Sei al tuo terzo romanzo di formazione. Cosa ti spinge a scrivere storie appartenenti a questo genere letterario?
Da professore di Filosofia per me una storia deve essere in grado di generare una tensione etica e un messaggio morale. Più in generale l’idea che la filosofia possa essere assimilata a una forma d’arte – nella fattispecie, alla letteratura – è qualcosa di antichissimo. Platone per primo, per comunicare le sue posizioni filosofiche utilizzava dialoghi cioè narrazioni, e a loro volta tali narrazioni erano intrise di miti.

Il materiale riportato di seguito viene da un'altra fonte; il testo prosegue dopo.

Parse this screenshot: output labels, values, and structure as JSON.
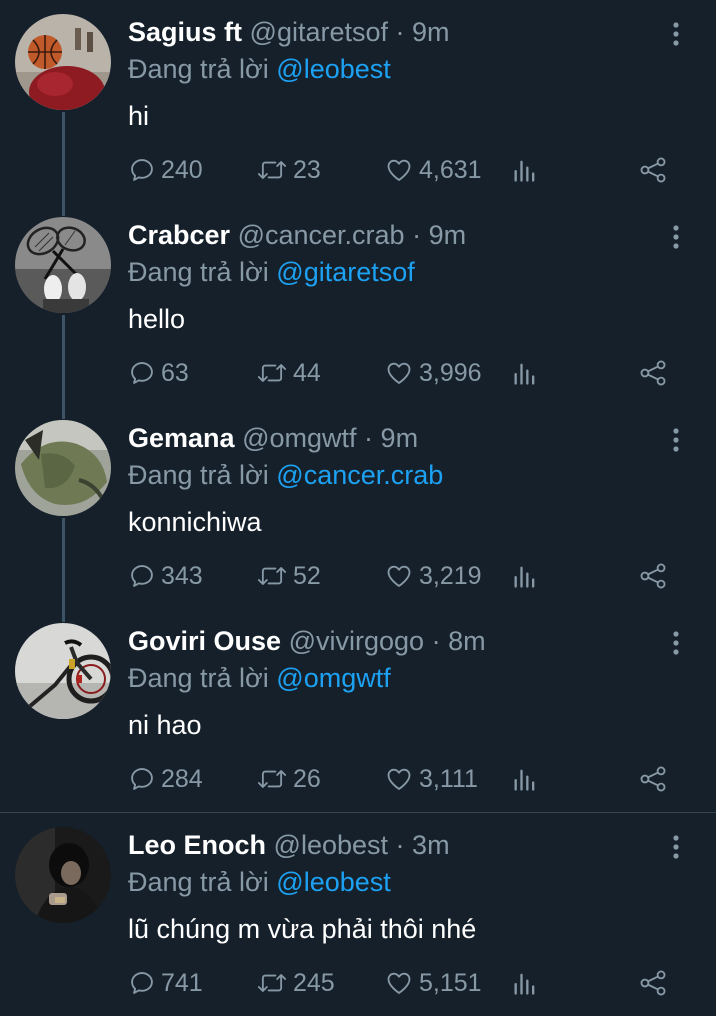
{
  "reply_prefix": "Đang trả lời",
  "tweets": [
    {
      "name": "Sagius ft",
      "handle": "@gitaretsof",
      "time": "9m",
      "reply_to": "@leobest",
      "text": "hi",
      "replies": "240",
      "retweets": "23",
      "likes": "4,631",
      "avatar": "basketball-photo"
    },
    {
      "name": "Crabcer",
      "handle": "@cancer.crab",
      "time": "9m",
      "reply_to": "@gitaretsof",
      "text": "hello",
      "replies": "63",
      "retweets": "44",
      "likes": "3,996",
      "avatar": "badminton-photo"
    },
    {
      "name": "Gemana",
      "handle": "@omgwtf",
      "time": "9m",
      "reply_to": "@cancer.crab",
      "text": "konnichiwa",
      "replies": "343",
      "retweets": "52",
      "likes": "3,219",
      "avatar": "jacket-photo"
    },
    {
      "name": "Goviri Ouse",
      "handle": "@vivirgogo",
      "time": "8m",
      "reply_to": "@omgwtf",
      "text": "ni hao",
      "replies": "284",
      "retweets": "26",
      "likes": "3,111",
      "avatar": "bicycle-photo"
    },
    {
      "name": "Leo Enoch",
      "handle": "@leobest",
      "time": "3m",
      "reply_to": "@leobest",
      "text": "lũ chúng m vừa phải thôi nhé",
      "replies": "741",
      "retweets": "245",
      "likes": "5,151",
      "avatar": "person-photo"
    }
  ],
  "colors": {
    "background": "#15202b",
    "secondary_text": "#8899a6",
    "accent": "#1da1f2",
    "divider": "#38444d"
  }
}
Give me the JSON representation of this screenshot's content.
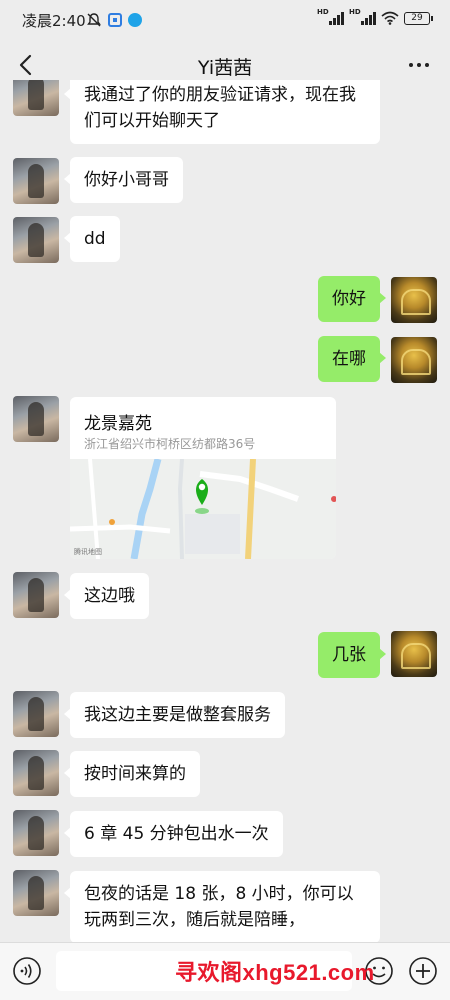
{
  "status_bar": {
    "time": "凌晨2:40",
    "battery": "29",
    "hd_label": "HD"
  },
  "header": {
    "title": "Yi茜茜"
  },
  "messages": [
    {
      "from": "contact",
      "text": "我通过了你的朋友验证请求，现在我们可以开始聊天了"
    },
    {
      "from": "contact",
      "text": "你好小哥哥"
    },
    {
      "from": "contact",
      "text": "dd"
    },
    {
      "from": "me",
      "text": "你好"
    },
    {
      "from": "me",
      "text": "在哪"
    },
    {
      "from": "contact",
      "type": "location",
      "name": "龙景嘉苑",
      "address": "浙江省绍兴市柯桥区纺都路36号",
      "map_attribution": "腾讯地图"
    },
    {
      "from": "contact",
      "text": "这边哦"
    },
    {
      "from": "me",
      "text": "几张"
    },
    {
      "from": "contact",
      "text": "我这边主要是做整套服务"
    },
    {
      "from": "contact",
      "text": "按时间来算的"
    },
    {
      "from": "contact",
      "text": "6 章 45 分钟包出水一次"
    },
    {
      "from": "contact",
      "text": "包夜的话是 18 张，8 小时，你可以玩两到三次，随后就是陪睡，"
    }
  ],
  "input_bar": {
    "placeholder": ""
  },
  "watermark": "寻欢阁xhg521.com",
  "colors": {
    "background": "#ededed",
    "sent_bubble": "#95ec69",
    "received_bubble": "#ffffff",
    "map_pin": "#1aad19",
    "watermark": "#e8192c"
  }
}
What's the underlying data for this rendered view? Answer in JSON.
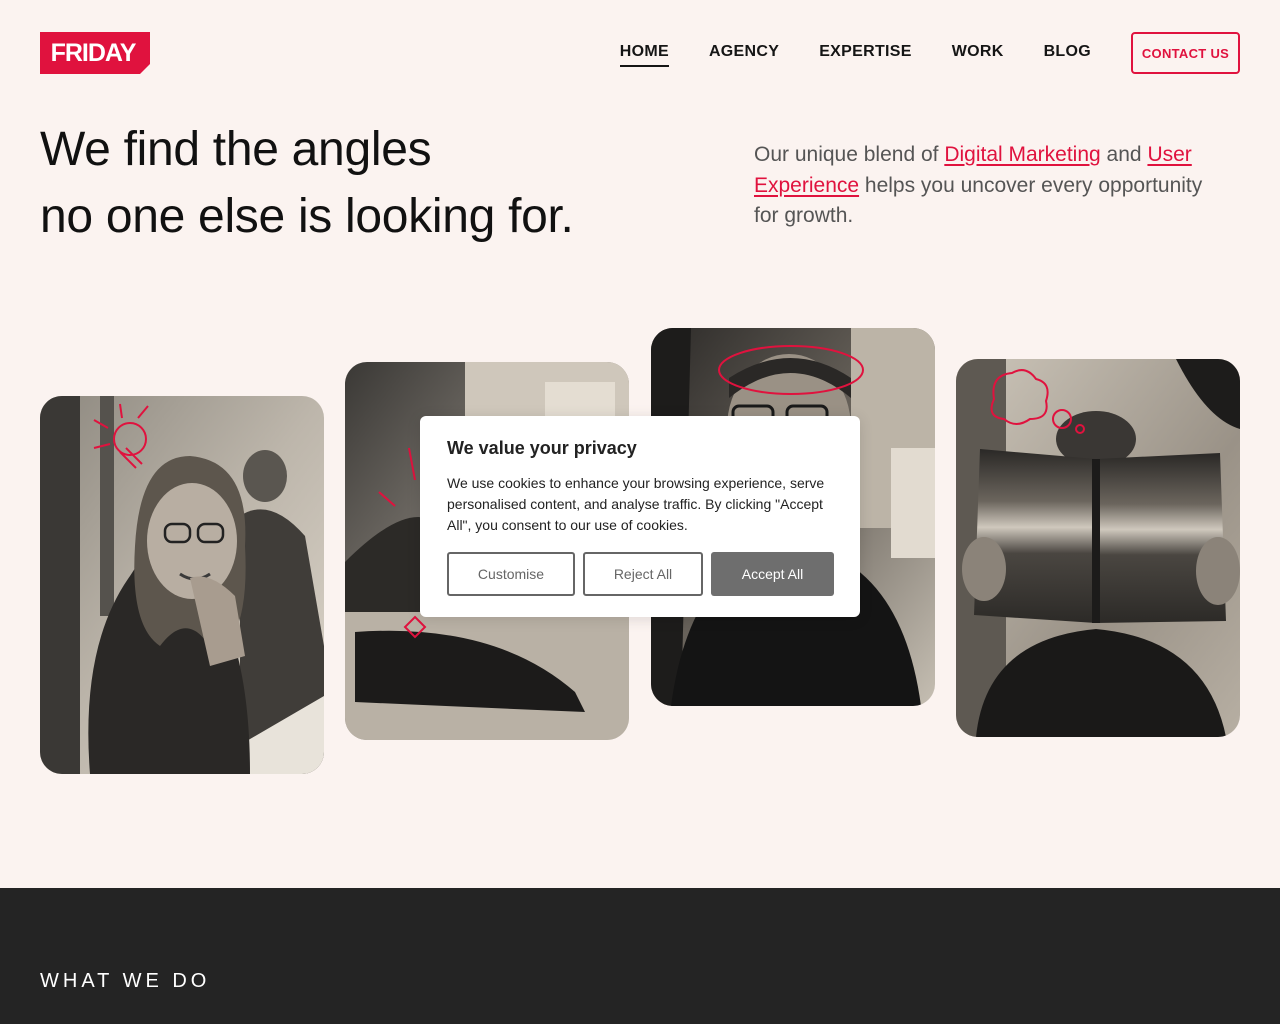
{
  "brand": {
    "name": "FRIDAY",
    "color": "#e0123e"
  },
  "nav": {
    "items": [
      {
        "label": "HOME",
        "active": true
      },
      {
        "label": "AGENCY",
        "active": false
      },
      {
        "label": "EXPERTISE",
        "active": false
      },
      {
        "label": "WORK",
        "active": false
      },
      {
        "label": "BLOG",
        "active": false
      }
    ],
    "cta": "CONTACT US"
  },
  "hero": {
    "headline_line1": "We find the angles",
    "headline_line2": "no one else is looking for.",
    "intro_before": "Our unique blend of ",
    "intro_link1": "Digital Marketing",
    "intro_mid": " and ",
    "intro_link2": "User Experience",
    "intro_after": " helps you uncover every opportunity for growth."
  },
  "photos": [
    {
      "subject": "woman smiling with glasses",
      "doodle": "lightbulb-icon"
    },
    {
      "subject": "person at laptop",
      "doodle": "sparkle-icon"
    },
    {
      "subject": "man with glasses",
      "doodle": "halo-icon"
    },
    {
      "subject": "person reading a book",
      "doodle": "thought-cloud-icon"
    }
  ],
  "cookie": {
    "title": "We value your privacy",
    "body": "We use cookies to enhance your browsing experience, serve personalised content, and analyse traffic. By clicking \"Accept All\", you consent to our use of cookies.",
    "customise": "Customise",
    "reject": "Reject All",
    "accept": "Accept All"
  },
  "section": {
    "title": "WHAT WE DO"
  }
}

Ciò perché è chiaramente più facile esprimere una propria idea attraverso una storia nella quale ognuno di noi può facilmente identificarsi.
Ci parli più nel dettaglio del tuo romanzo d’esordio Nessun giorno è l’ultimo?
Nessun giorno è l’ultimo vuol dimostrare come il nostro modo di affrontare le situazioni, nostro malgrado, dipende dal modo in cui ognuno di noi si pone dinanzi alla vita. Questa idea viene inquadrata all’interno di una cornice familiare complessa: Sergio è il titolare di un’azienda in crisi divorato dai suoi demoni e in perpetuo confronto con il passato; Stella, la figlia adottiva, è una ragazzina solo apparentemente ingenua che deve costruire la propria felicità con al nuova famiglia. Insieme imparano a conoscersi e ad affrontare le difficoltà quotidiane.
Le vicende narrate, in un Sud dove ogni problema può essere visto con le lenti di ingrandimento, portano i due a una sorta di una affinità elettiva.
Il tuo romanzo Il sentiero dei figli orfani contiene diverse citazioni letterarie, da Emily Dickinson a Cesare Pavese. Quali sono le opere e gli scrittori che hanno influenzato il tuo percorso di autore di narrativa?
Leggo volentieri le distopie, ma per i miei studi sono sempre stato attratto dalla grande letteratura esistenzialista: La ricerca del tempo perduto di Proust, L’uomo senza qualità di Musil, Il mito di Sisifo di Camus e Il male oscuro di Giuseppe Berto; e poi tra gli autori più vicini a noi J. Gaarder, M. Houellebecq, M. Kundera e J. Saramago.
Sei già a lavoro su un nuovo romanzo? Puoi darci qualche anticipazione?
Sì, ho delle storie in fase di elaborazione nella mia testa. C’è l’idea, come si suol dire. Questa fase può durare anni. Un romanzo è in stesura da un annetto. Poi ho un saggio su temi educativi in fase di revisione.